High vaccine rates could limit the economic fallout of Omicron across Asia—but there’s one big caveat

November 29, 2021, 8:16 AM UTC

The emergence of the new COVID-19 variant, called Omicron, could jeopardize the world’s economic recovery from the coronavirus pandemic, as economies reinstate travel restrictions to combat Omicron’s spread. But, in a report Sunday, Morgan Stanley said economic fallout would likely be limited in Asia, largely owing to high vaccination rates.

“Relative to the outbreak of the Delta variant in Asia in mid-2021, we now have much higher levels of vaccination,” Morgan Stanley researchers said. “Out of 12 economies, 10 already have at least 70% of their population inoculated with one dose of vaccine.”

The 12 economies Morgan Stanley lists are Korea, Malaysia, Singapore, Australia, China, Japan, the Euro Area, India, the U.S., Hong Kong, Indonesia, and the Philippines, with the latter two achieving only 63% and 56% coverage, respectively. But Morgan Stanley predicts Indonesia and the Philippines will achieve 100% first-dose coverage over the next three months.

Currently, little is known about the efficacy of vaccines on the new variant. Vaccines have proved less effective in preventing infection from previous COVID-19 variants, when compared to their efficacy at warding off the original virus, but the jabs have reduced the severity of infections from variants. Morgan Stanley is optimistic, saying “it is possible that the new variant may reduce but not eliminate vaccine efficacy.”

The bank expects Omicron will pose an immediate short-term risk to economies in Asia, with consequences most visible in the first quarter of next year, “depending on the evolution of the outbreak.” Morgan Stanley expects Asia will hold 1.9% quarter-on-quarter growth for the three months to December.

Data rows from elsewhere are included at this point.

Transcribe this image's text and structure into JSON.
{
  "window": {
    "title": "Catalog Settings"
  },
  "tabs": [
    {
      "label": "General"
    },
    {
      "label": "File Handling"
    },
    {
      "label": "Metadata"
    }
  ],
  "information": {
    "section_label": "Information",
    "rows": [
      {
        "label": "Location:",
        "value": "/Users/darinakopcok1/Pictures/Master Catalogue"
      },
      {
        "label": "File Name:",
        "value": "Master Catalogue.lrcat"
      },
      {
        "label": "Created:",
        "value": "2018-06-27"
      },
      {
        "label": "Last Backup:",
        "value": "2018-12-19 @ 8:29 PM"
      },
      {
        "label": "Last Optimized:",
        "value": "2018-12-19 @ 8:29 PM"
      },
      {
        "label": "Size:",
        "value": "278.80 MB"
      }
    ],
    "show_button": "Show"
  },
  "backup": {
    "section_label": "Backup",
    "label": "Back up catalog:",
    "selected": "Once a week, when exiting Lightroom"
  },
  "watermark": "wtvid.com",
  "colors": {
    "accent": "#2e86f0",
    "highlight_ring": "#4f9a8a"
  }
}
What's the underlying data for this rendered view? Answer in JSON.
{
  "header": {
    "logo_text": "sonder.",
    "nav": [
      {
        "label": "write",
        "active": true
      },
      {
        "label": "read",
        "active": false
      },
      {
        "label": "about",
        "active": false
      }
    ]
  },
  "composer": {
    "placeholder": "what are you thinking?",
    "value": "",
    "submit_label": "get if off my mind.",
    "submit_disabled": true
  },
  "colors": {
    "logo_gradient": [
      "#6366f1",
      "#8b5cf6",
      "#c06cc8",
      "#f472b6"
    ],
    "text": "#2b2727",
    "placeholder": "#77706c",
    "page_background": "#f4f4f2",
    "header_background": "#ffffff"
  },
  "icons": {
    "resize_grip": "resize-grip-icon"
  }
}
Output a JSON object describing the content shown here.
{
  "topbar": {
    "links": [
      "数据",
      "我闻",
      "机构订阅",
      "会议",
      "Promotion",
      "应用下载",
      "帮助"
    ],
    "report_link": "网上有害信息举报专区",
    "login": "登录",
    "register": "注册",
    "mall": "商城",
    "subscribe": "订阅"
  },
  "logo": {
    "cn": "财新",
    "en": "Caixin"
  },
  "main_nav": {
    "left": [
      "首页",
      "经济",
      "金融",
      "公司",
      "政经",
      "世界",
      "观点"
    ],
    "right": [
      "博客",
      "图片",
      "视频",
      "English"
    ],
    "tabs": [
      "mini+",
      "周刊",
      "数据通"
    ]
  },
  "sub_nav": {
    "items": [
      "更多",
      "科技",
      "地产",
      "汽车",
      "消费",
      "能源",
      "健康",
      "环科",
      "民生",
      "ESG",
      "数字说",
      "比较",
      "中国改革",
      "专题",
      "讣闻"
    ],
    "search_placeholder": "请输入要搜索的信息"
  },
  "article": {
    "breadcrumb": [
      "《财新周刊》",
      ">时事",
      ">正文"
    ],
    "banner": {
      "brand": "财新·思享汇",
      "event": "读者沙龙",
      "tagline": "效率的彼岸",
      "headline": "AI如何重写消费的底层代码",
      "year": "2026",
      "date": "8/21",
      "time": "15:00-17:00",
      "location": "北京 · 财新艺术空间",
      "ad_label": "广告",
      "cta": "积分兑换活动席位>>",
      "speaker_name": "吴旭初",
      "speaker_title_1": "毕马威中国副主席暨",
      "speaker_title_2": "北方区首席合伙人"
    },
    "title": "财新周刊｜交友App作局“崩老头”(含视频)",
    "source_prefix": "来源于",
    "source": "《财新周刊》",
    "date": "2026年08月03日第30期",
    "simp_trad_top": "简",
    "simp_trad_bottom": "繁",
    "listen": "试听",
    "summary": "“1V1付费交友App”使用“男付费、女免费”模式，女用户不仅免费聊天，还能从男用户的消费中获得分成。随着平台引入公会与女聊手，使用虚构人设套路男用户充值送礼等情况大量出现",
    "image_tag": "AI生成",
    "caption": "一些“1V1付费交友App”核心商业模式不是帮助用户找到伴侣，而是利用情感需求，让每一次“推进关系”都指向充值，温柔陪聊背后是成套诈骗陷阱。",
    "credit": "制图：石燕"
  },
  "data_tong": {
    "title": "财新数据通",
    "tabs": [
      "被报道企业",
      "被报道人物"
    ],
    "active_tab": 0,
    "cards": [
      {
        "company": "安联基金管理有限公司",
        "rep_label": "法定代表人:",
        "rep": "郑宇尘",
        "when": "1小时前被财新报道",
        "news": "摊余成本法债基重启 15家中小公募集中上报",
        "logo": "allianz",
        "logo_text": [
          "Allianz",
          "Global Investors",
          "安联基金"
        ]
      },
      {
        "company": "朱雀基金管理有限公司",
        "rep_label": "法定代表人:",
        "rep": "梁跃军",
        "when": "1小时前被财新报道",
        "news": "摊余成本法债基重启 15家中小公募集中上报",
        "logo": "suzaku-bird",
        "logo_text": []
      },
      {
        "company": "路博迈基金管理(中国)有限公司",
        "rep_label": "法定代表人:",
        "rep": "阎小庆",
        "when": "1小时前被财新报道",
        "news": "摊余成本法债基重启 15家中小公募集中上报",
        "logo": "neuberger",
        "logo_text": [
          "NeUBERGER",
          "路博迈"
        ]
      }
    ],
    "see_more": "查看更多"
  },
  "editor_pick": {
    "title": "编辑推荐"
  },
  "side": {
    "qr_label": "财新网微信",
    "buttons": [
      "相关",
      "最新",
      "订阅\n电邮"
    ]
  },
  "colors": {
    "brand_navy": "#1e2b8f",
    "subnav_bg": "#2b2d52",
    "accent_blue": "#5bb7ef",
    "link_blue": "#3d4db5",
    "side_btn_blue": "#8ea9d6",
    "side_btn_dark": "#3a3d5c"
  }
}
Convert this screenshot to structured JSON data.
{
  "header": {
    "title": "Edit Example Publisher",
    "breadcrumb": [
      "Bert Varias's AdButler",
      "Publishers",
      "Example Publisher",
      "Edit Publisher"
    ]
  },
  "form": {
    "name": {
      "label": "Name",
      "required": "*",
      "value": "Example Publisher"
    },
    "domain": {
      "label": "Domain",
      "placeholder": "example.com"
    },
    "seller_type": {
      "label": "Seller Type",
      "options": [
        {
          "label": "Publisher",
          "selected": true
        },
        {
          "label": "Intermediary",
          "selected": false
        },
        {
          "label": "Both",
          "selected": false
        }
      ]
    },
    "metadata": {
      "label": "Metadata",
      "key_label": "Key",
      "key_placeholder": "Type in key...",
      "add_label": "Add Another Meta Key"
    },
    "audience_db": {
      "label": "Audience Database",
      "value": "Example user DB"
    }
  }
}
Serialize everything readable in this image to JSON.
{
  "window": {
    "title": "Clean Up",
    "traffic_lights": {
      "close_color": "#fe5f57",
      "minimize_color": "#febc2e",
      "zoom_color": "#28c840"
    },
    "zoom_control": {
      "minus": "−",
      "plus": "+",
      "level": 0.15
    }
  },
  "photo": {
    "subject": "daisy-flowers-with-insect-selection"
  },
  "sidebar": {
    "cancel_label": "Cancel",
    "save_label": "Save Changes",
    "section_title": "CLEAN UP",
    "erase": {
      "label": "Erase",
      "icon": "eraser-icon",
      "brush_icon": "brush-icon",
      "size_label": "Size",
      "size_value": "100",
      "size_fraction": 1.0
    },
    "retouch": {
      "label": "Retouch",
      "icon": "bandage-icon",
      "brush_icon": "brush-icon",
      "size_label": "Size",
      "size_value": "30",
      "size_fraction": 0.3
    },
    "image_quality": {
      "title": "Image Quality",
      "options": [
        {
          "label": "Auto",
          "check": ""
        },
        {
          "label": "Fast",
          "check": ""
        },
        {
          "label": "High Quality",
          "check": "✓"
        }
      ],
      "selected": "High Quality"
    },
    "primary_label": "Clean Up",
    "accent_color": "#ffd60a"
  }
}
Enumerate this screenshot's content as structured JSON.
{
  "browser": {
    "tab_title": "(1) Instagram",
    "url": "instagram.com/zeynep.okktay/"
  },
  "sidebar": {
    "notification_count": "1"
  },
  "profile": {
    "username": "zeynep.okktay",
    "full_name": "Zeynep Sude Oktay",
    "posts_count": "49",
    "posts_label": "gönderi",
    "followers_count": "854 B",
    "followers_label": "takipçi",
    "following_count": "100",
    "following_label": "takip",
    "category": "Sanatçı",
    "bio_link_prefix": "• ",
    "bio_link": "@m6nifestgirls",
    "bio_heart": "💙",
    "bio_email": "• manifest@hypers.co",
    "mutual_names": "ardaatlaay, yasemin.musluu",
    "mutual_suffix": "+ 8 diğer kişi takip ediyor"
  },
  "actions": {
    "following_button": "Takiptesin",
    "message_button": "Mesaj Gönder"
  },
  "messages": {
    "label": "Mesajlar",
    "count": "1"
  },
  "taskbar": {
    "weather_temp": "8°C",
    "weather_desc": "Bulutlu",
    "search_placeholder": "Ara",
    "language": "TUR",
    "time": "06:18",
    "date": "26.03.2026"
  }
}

Morgan Stanley’s predictions, however, are based on a major caveat: that Omicron proves to be “not more challenging” than the Delta variant, which became the world’s dominant strain after emerging in India late last year. Although early indications suggest the new variant has higher transmissibility than the Delta variant, scientists say they need two weeks to better understand the virulence of Omicron.  

Local responses to the pandemic will likely differentiate the economic fallout of Omicron across Asia, too. Omicron poses a greater immediate risk of disruption to India and ASEAN (the Association of Southeast Asian Nations), Morgan Stanley says, because those economies have relatively open borders and have “tended to tighten restrictions when cases rise sharply.”

Such a move could disrupt global supply lines, if manufacturers in India and ASEAN are forced to suspend production. However, manufacturing in China is unlikely to be directly impacted by Omicron, owing to the country’s strict border controls and “COVID-zero” policy.

“We do expect that the impact [of Omicron on supply chains] will be temporary—global demand is still running red-hot, and…there is a backlog of orders to work through,” Morgan Stanley says.

Meanwhile Goldman Sachs is holding off on making Omicron-related changes to its economic forecasts until more is known about the virus, but it speculates that the variant could stilt global economic growth by 2.5 percentage points in the first quarter of next year. Still the bank agrees that the world is better equipped to respond to Omicron than it was for previous variants.

“The upshot is that Omicron could have sizable growth effects, but that the range of medical and therefore economic outcomes remains unusually wide,” Goldman economists said in a note.